Serbia scores the lowest for the third factor of Political Stability and Legal Environment, which relates to their tensions with Kosovo and the case of corruption. Although there is some improvement in this area, the subsequent part of this text will demonstrate that Serbia has not yet made the necessary steps toward the actualization of stability. Corruption, along with several other problematic features contributing to national malaise, stand in the way of proper economic prosperity and development. Corruption remains an ever-increasing issue in the country, with especially problems relating to, getting electricity, paying taxes, protecting minority inversion and enforcing contracts. Following Macedonia, Serbia holds the scores high on corruption, relative to their neighbours in the Western Balkans.

However, Serbia faces several other challenges.

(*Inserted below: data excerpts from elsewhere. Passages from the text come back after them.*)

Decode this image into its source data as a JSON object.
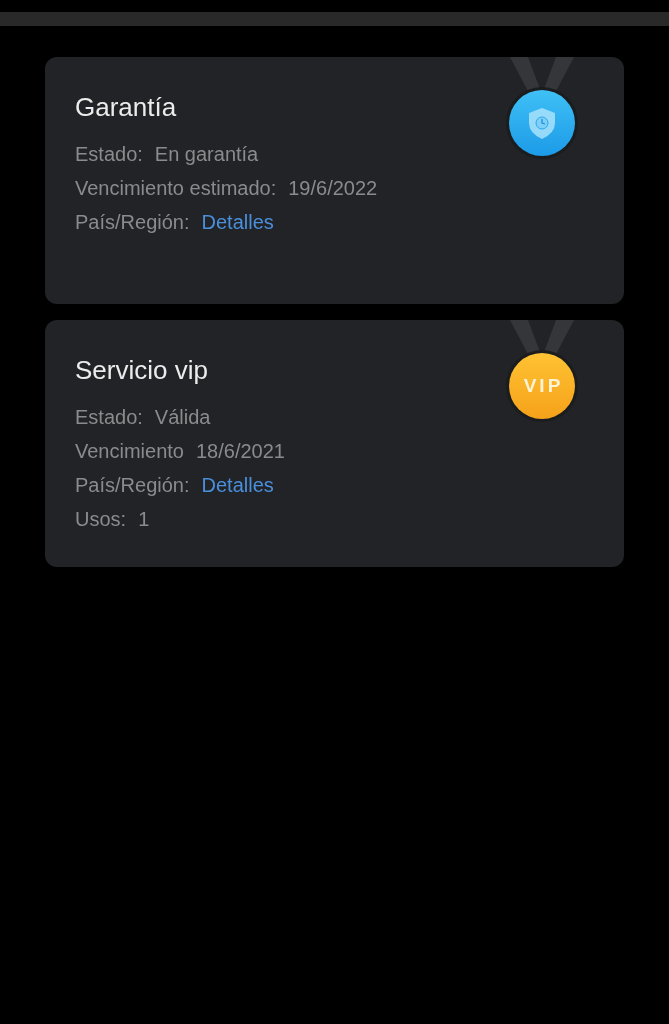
{
  "cards": [
    {
      "title": "Garantía",
      "medal": {
        "kind": "shield"
      },
      "rows": [
        {
          "label": "Estado:",
          "value": "En garantía",
          "kind": "text"
        },
        {
          "label": "Vencimiento estimado:",
          "value": "19/6/2022",
          "kind": "text"
        },
        {
          "label": "País/Región:",
          "value": "Detalles",
          "kind": "link"
        }
      ]
    },
    {
      "title": "Servicio vip",
      "medal": {
        "kind": "vip",
        "text": "VIP"
      },
      "rows": [
        {
          "label": "Estado:",
          "value": "Válida",
          "kind": "text"
        },
        {
          "label": "Vencimiento",
          "value": "18/6/2021",
          "kind": "text"
        },
        {
          "label": "País/Región:",
          "value": "Detalles",
          "kind": "link"
        },
        {
          "label": "Usos:",
          "value": "1",
          "kind": "text"
        }
      ]
    }
  ]
}
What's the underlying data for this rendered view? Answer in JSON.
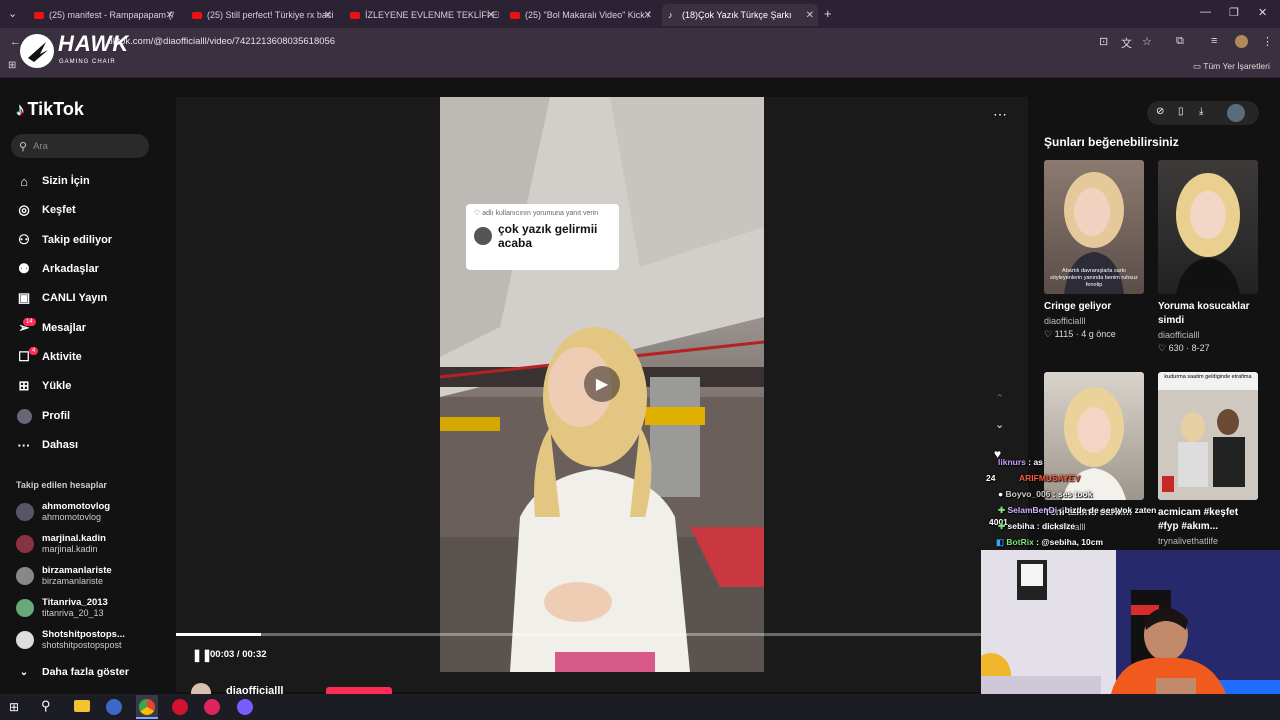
{
  "browser": {
    "tabs": [
      {
        "title": "(25) manifest - Rampapapam (/",
        "type": "youtube"
      },
      {
        "title": "(25) Still perfect! Türkiye rx baci",
        "type": "youtube"
      },
      {
        "title": "İZLEYENE EVLENME TEKLİFİ EDI",
        "type": "youtube"
      },
      {
        "title": "(25) \"Bol Makaralı Video\" Kick /",
        "type": "youtube"
      },
      {
        "title": "(18)Çok Yazık Türkçe Şarkı",
        "type": "tiktok",
        "active": true
      }
    ],
    "url": "tiktok.com/@diaofficialll/video/7421213608035618056",
    "bookmarks_label": "Tüm Yer İşaretleri"
  },
  "overlay_logo": {
    "brand": "HAWK",
    "sub": "GAMING CHAIR"
  },
  "tiktok": {
    "logo": "TikTok",
    "search_placeholder": "Ara",
    "nav": [
      {
        "label": "Sizin İçin",
        "icon": "home-icon"
      },
      {
        "label": "Keşfet",
        "icon": "compass-icon"
      },
      {
        "label": "Takip ediliyor",
        "icon": "following-icon"
      },
      {
        "label": "Arkadaşlar",
        "icon": "friends-icon"
      },
      {
        "label": "CANLI Yayın",
        "icon": "live-icon"
      },
      {
        "label": "Mesajlar",
        "icon": "messages-icon",
        "badge": "14"
      },
      {
        "label": "Aktivite",
        "icon": "activity-icon",
        "badge": "4"
      },
      {
        "label": "Yükle",
        "icon": "upload-icon"
      },
      {
        "label": "Profil",
        "icon": "profile-icon"
      },
      {
        "label": "Dahası",
        "icon": "more-icon"
      }
    ],
    "followed_header": "Takip edilen hesaplar",
    "followed": [
      {
        "name": "ahmomotovlog",
        "handle": "ahmomotovlog"
      },
      {
        "name": "marjinal.kadin",
        "handle": "marjinal.kadin"
      },
      {
        "name": "birzamanlariste",
        "handle": "birzamanlariste"
      },
      {
        "name": "Titanriva_2013",
        "handle": "titanriva_20_13"
      },
      {
        "name": "Shotshitpostops...",
        "handle": "shotshitpostopspost"
      }
    ],
    "show_more": "Daha fazla göster"
  },
  "video": {
    "comment_header": "adlı kullanıcının yorumuna yanıt verin",
    "comment_text": "çok yazık gelirmii acaba",
    "time": "00:03 / 00:32",
    "progress": 0.1,
    "author": "diaofficialll"
  },
  "suggestions": {
    "title": "Şunları beğenebilirsiniz",
    "cards": [
      {
        "title": "Cringe geliyor",
        "user": "diaofficialll",
        "likes": "1115",
        "date": "4 g önce",
        "caption": "Abartılı davranışlarla sarkı söyleyenlerin yanında benim ruhsuz fenotip"
      },
      {
        "title": "Yoruma kosucaklar simdi",
        "user": "diaofficialll",
        "likes": "630",
        "date": "8-27",
        "caption": ""
      },
      {
        "title": "Yeni takıntı sarkim",
        "user": "diaofficialll",
        "likes": "",
        "date": "",
        "caption": ""
      },
      {
        "title": "acmicam #keşfet #fyp #akım...",
        "user": "trynalivethatlife",
        "likes": "",
        "date": "",
        "caption": "kudurma saatim geldiginde etrafima"
      }
    ]
  },
  "stream_chat": [
    {
      "user": "liknurs",
      "msg": "as",
      "color": "#c8a0ff"
    },
    {
      "user": "ARIFMUSAYEV",
      "msg": "",
      "color": "#ff5a3c"
    },
    {
      "user": "Boyvo_006",
      "msg": "ses took",
      "color": "#cfcfcf"
    },
    {
      "user": "SelamBenDi",
      "msg": "bizde de ses yok zaten",
      "color": "#d6b4ff"
    },
    {
      "user": "sebiha",
      "msg": "dickslze",
      "color": "#ffffff"
    },
    {
      "user": "BotRix",
      "msg": "@sebiha, 10cm",
      "color": "#7de37d"
    }
  ],
  "stream_counters": [
    "24",
    "4001"
  ]
}
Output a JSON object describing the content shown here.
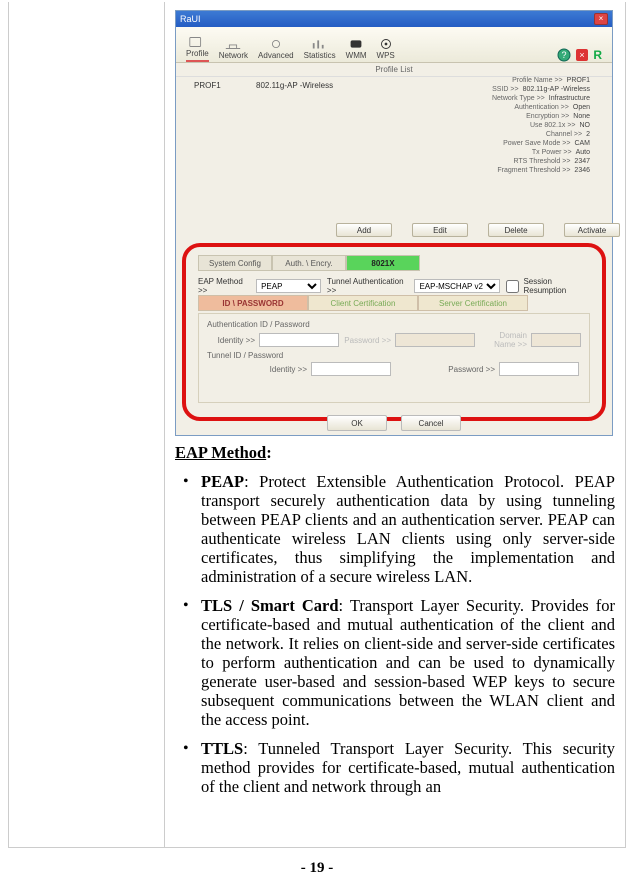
{
  "app": {
    "title": "RaUI"
  },
  "toolbar": [
    "Profile",
    "Network",
    "Advanced",
    "Statistics",
    "WMM",
    "WPS"
  ],
  "profile_list_label": "Profile List",
  "profile_row": {
    "name": "PROF1",
    "ssid": "802.11g-AP -Wireless"
  },
  "details": [
    {
      "k": "Profile Name >>",
      "v": "PROF1"
    },
    {
      "k": "SSID >>",
      "v": "802.11g-AP -Wireless"
    },
    {
      "k": "Network Type >>",
      "v": "Infrastructure"
    },
    {
      "k": "Authentication >>",
      "v": "Open"
    },
    {
      "k": "Encryption >>",
      "v": "None"
    },
    {
      "k": "Use 802.1x >>",
      "v": "NO"
    },
    {
      "k": "Channel >>",
      "v": "2"
    },
    {
      "k": "Power Save Mode >>",
      "v": "CAM"
    },
    {
      "k": "Tx Power >>",
      "v": "Auto"
    },
    {
      "k": "RTS Threshold >>",
      "v": "2347"
    },
    {
      "k": "Fragment Threshold >>",
      "v": "2346"
    }
  ],
  "pbtns": [
    "Add",
    "Edit",
    "Delete",
    "Activate"
  ],
  "subtabs": [
    "System Config",
    "Auth. \\ Encry.",
    "8021X"
  ],
  "methodsrow": {
    "eap_label": "EAP Method >>",
    "eap_value": "PEAP",
    "tunnel_label": "Tunnel Authentication >>",
    "tunnel_value": "EAP-MSCHAP v2",
    "session": "Session Resumption"
  },
  "certtabs": [
    "ID \\ PASSWORD",
    "Client Certification",
    "Server Certification"
  ],
  "form": {
    "grp1": "Authentication ID / Password",
    "grp2": "Tunnel ID / Password",
    "identity": "Identity >>",
    "password": "Password >>",
    "domain": "Domain Name >>"
  },
  "okcancel": [
    "OK",
    "Cancel"
  ],
  "doc": {
    "heading": "EAP Method",
    "items": [
      {
        "b": "PEAP",
        "t": ": Protect Extensible Authentication Protocol. PEAP transport securely authentication data by using tunneling between PEAP clients and an authentication server. PEAP can authenticate wireless LAN clients using only server-side certificates, thus simplifying the implementation and administration of a secure wireless LAN."
      },
      {
        "b": "TLS / Smart Card",
        "t": ": Transport Layer Security. Provides for certificate-based and mutual authentication of the client and the network. It relies on client-side and server-side certificates to perform authentication and can be used to dynamically generate user-based and session-based WEP keys to secure subsequent communications between the WLAN client and the access point."
      },
      {
        "b": "TTLS",
        "t": ": Tunneled Transport Layer Security. This security method provides for certificate-based, mutual authentication of the client and network through an"
      }
    ]
  },
  "footer": "- 19 -"
}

State-owned enterprises (SOE’s) amount for great expenditure, yet sabotage private investments, innovation and competition. The many loans, subsidies and other payments would bear more fruit in private companies or multinational’s. To increase efficiency, these governmental financial distributions should be redirected elsewhere. Consequently, small businesses would thrive in the new field of competition and access to finance. For larger companies, the main issues in regard to a deficit of proper corporate governance and the acceleration of debt. Serbia would benefit from tackling issues regarding corruption, SOE’s and bad governance – especially in the wake of potential EU inclusion and rise of FDI’s.

Overall, Serbia is experiencing hopeful developments towards more stable economic balance and prosperity. This is in part due to their attractiveness for foreign businesses and investors. However, their political instability, democratic backlashes, corruption and mismanagement of domestic business stands in the way of achieving the self-actualization Serbia needs. In order for the country to improve its business- and investment climate, it should focus on taking away barriers and guaranteeing stability, which would result in an even further improvement of the country’s situation.